Andrew Packman, head of tax transparency at PwC, said: “The policy of successive governments has meant that the burden of tax on companies has shifted from profit-based taxes to other business taxes, and this is particularly significant for financial services.”

As well as the shift toward employee contributions, banks today must pay an industry levy after the introduction of the bank balance sheet tax five years ago by George Osborne.

The bank levy made up nearly 7 per cent of the total tax take from the financial services sector in the latest year at £2.7 billion, a £500 million increase on the previous tax year.

Mark Boleat, policy chairman at the City of London Corporation, said the financial services industry had made an “outsize” contribution to the public purse. “These figures show the enormous value of the financial services sector in underpinning the wider economy, the government’s spending programme, and public services,” he said.

● Small business loans backed by the Bank of England and the Treasury jumped by £700 million in the third quarter as banks, including Lloyds Banking Group and Royal Bank of Scotland, used a government scheme to increase lending to SMEs.

A net £700 million was lent to SMEs across Britain through the Funding for Lending scheme (FLS) in the three months to the end of September compared with £400 million in the previous quarter, with RBS making £290 million of new loans to smaller companies, while Lloyds extended £275 million of net new lending to the sector.

The FLS was set-up three years ago amid fears that smaller businesses were finding it difficult to borrow in the wake of the financial crisis and banks and building societies retrenched as they attempted to rebuild their balance sheets.

According to the latest figures from the Bank of England published yesterday, a total of £63.6 billion has been drawn down by lenders using the programme, which initially was allowed to fund loans supporting new mortgage and SME lending, before being subsequently limited to small businesses because of fears about the overheating housing market.
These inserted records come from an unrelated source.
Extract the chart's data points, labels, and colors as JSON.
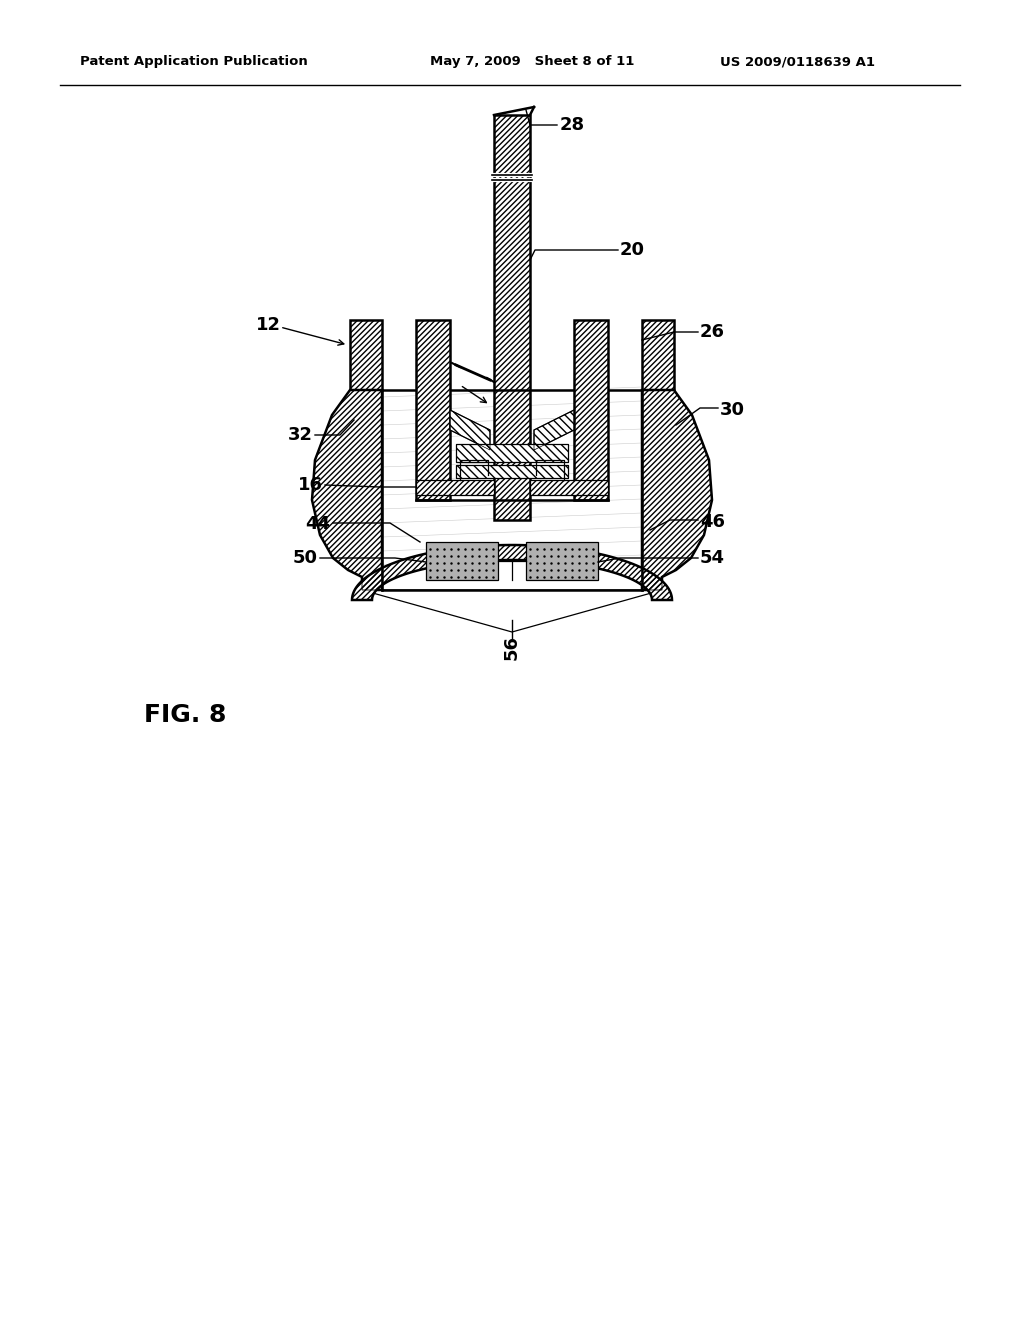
{
  "title_left": "Patent Application Publication",
  "title_mid": "May 7, 2009   Sheet 8 of 11",
  "title_right": "US 2009/0118639 A1",
  "fig_label": "FIG. 8",
  "background": "#ffffff",
  "line_color": "#000000"
}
As at the end of September, a net £26.2 billion was being borrowed through the FLS once repayments were taken into account. The biggest user of the scheme is Lloyds, with £16 billion of outstanding FLS loans, an amount that led Investec analysts to dub the programme “Funding for Lloyds” in a note to clients last month.

Last week the Bank and the Treasury confirmed that the FLS would be extended for a further two-year period. Officials said that the extension would provide banks with greater flexibility to use their allowances under the scheme and help to support business lending.
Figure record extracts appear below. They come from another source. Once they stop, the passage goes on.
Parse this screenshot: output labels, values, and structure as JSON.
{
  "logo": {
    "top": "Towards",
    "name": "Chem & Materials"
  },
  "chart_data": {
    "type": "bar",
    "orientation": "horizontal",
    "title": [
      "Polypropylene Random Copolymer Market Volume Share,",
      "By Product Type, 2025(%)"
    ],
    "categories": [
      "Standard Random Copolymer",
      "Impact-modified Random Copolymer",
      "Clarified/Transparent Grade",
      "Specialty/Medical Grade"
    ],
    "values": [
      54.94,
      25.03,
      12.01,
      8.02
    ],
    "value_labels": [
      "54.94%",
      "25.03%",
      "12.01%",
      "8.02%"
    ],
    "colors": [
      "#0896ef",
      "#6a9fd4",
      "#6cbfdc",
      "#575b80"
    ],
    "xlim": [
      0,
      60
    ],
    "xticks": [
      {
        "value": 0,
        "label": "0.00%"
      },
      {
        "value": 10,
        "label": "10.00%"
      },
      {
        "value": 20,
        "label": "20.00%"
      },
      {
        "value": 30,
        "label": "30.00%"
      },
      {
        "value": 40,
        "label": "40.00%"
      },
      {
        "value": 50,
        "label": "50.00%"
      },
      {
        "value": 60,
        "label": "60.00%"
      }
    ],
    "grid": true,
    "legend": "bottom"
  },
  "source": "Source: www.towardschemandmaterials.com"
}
The Bank of England expects to phase out the scheme gradually, with banks encouraged to fund their loans books entirely with private funding sources rather than using publicly backed lending.
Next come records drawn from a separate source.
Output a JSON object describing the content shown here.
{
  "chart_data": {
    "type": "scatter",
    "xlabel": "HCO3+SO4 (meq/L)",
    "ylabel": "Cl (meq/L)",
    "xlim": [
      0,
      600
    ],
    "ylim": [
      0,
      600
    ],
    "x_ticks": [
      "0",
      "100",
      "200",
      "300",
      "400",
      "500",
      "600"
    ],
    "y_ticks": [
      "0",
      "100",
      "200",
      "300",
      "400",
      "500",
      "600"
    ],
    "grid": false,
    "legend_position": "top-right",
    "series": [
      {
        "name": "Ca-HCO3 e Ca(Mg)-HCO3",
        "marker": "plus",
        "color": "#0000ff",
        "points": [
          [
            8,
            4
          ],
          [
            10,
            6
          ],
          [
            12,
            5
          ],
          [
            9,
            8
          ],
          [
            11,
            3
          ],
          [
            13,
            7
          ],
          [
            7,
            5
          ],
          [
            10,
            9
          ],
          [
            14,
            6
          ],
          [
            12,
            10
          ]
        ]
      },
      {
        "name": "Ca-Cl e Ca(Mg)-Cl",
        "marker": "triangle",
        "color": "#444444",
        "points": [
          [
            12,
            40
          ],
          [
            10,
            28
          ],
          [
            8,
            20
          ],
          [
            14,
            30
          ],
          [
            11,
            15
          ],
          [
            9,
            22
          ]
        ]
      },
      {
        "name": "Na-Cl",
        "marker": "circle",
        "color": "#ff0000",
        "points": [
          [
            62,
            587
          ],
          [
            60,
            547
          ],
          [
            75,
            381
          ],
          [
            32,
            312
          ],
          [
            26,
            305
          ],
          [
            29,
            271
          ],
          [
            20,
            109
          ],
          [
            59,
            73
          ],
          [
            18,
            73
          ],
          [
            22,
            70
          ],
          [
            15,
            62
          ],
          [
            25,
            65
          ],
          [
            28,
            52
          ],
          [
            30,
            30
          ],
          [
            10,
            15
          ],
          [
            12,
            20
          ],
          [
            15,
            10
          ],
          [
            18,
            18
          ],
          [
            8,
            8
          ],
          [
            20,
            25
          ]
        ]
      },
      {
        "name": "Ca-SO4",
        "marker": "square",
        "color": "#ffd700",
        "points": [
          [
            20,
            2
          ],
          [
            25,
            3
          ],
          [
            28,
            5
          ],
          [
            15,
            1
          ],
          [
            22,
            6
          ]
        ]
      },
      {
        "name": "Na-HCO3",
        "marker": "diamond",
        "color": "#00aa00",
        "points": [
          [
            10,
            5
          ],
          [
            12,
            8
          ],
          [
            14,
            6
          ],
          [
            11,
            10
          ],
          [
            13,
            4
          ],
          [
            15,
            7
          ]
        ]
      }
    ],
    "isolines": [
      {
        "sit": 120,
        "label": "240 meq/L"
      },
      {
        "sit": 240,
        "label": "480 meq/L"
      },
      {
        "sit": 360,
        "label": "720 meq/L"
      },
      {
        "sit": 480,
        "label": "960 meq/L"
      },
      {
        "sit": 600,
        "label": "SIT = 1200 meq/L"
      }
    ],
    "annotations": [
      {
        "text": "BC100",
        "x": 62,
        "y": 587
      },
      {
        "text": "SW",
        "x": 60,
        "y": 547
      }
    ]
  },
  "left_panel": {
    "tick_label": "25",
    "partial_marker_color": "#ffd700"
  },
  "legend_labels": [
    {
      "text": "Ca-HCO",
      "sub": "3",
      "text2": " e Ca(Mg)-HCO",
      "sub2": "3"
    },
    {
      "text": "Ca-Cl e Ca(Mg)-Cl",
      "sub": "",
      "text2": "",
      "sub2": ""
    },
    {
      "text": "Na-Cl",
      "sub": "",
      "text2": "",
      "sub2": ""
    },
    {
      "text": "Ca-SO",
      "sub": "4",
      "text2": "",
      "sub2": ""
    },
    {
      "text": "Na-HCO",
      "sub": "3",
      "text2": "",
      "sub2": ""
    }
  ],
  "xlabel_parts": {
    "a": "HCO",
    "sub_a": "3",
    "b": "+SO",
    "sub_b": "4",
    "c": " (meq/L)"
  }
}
The British Bankers’ Association, the lobby organisation of the financial services industry, said yesterday that the FLS had continued to “drive economic growth and create jobs”.

“Borrowers should be confident about applying to their banks for finance,” the BBA said. “While the proportion of SMEs feeling confident that their bank will approve a borrowing request has steadily grown from 60 per cent, the SME Finance Monitor shows that eight out of ten businesses applying for loans and overdrafts are actually successful.”